A patient with human immunodeficiency virus (HIV) infection has developed Cryptosporidium parvum infection. Which outcome would be appropriate for the nurse to include in the plan of care? a. The patient will be free from injury. b. The patient will receive immunizations. c. The patient will have adequate oxygenation. d. The patient will maintain intact perineal skin.

ANS: D The major manifestation of C. pravum infection is loose, watery stools, which would increase the risk for perineal skin breakdown. The other outcomes would be appropriate for other complications (e.g., pneumonia, dementia, influenza) associated with HIV infection

A patient who has severe refractory psoriasis on the face, neck, and extremities is socially withdrawn because of the appearance of the lesions. Which action should the nurse take first? a. Discuss the possibility of taking part in an online support group. b. Encourage the patient to volunteer to work on community projects. c. Suggest that the patient use cosmetics to cover the psoriatic lesions. d. Ask the patient to describe the impact of psoriasis on quality of life.

ANS: D The nurse's initial actions should be to assess the impact of the disease on the patient's life and to allow the patient to verbalize feelings about the psoriasis. Depending on the assessment findings, other actions may be appropriate.

The nurse notes darker skin pigmentation in the skinfolds of a middle-aged patient who has a body mass index of 40 kg/m2. What is the nurse's appropriate action? a. Discuss the use of drying agents to minimize infection risk. b. Instruct the patient about the use of mild soap to clean skinfolds. c. Teach the patient about treating fungal infections in the skinfolds. d. Ask the patient about a personal or family history of type 2 diabetes.

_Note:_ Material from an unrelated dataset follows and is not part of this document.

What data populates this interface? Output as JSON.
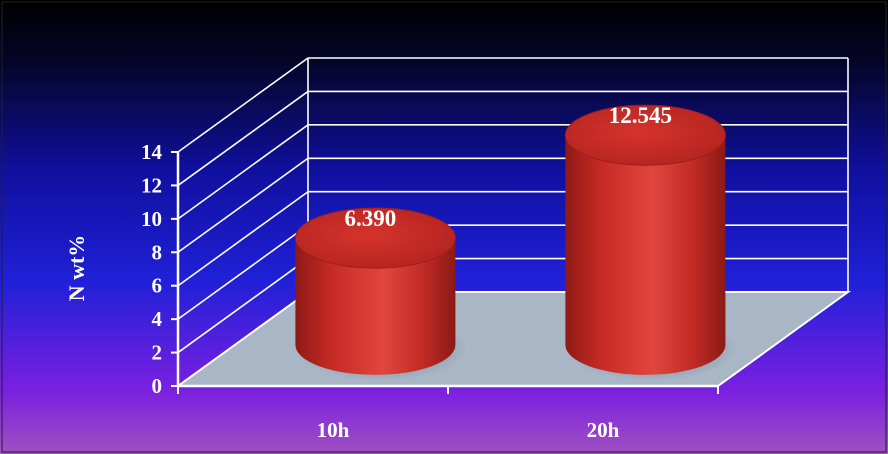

ANS: D The presence of acanthosis nigricans in skinfolds suggests either having type 2 diabetes or being at an increased risk for it. The description of the patient's skin does not indicate problems with fungal infection, poor hygiene, or the need to dry the skinfolds better.

The nurse notes that a patient's open abdominal wound widens as it extends deeper into the abdomen. How would the nurse document this characteristic? a. Eschar b. Slough c. Maceration d. Undermining

ANS: D Undermining is evident when a cotton-tipped applicator is placed in the wound and there is a narrower "lip" around the wound, which widens as the wound deepens. Eschar is a crusted cover over a wound. Slough and maceration refer to loosening friable tissue.

The nurse should plan to use a wet-to-dry dressing for which patient? a. A patient who has a pressure injury with pink granulation tissue. b. A patient who has a surgical incision with pink, approximated edges. c. A patient who has a full-thickness burn filled with dry, black material. d. A patient who has a wound with purulent drainage and dry brown areas

ANS: D Wet-to-dry dressings are used when there is minimal eschar to be removed. A full-thickness wound filled with eschar will require interventions such as surgical debridement to remove the necrotic tissue. Wet-to-dry dressings are not needed on approximated surgical incisions. Wet-to-dry dressings are not used on uninfected granulating wounds because of the damage to the granulation tissue.

The nurse is developing a health promotion plan for an older adult who worked in the landscaping business for 40 years. The nurse will plan to teach the patient about how to self-assess for which clinical manifestations? (Select all that apply.) a. Vitiligo b. Alopecia c. Intertrigo d. Erythema e. Actinic keratosis

ANS: D, E A patient who has worked as a landscaper is at risk for skin lesions caused by sun exposure such as erythema and actinic keratosis. Vitiligo, alopecia, and intertrigo are not associated with excessive sun exposure.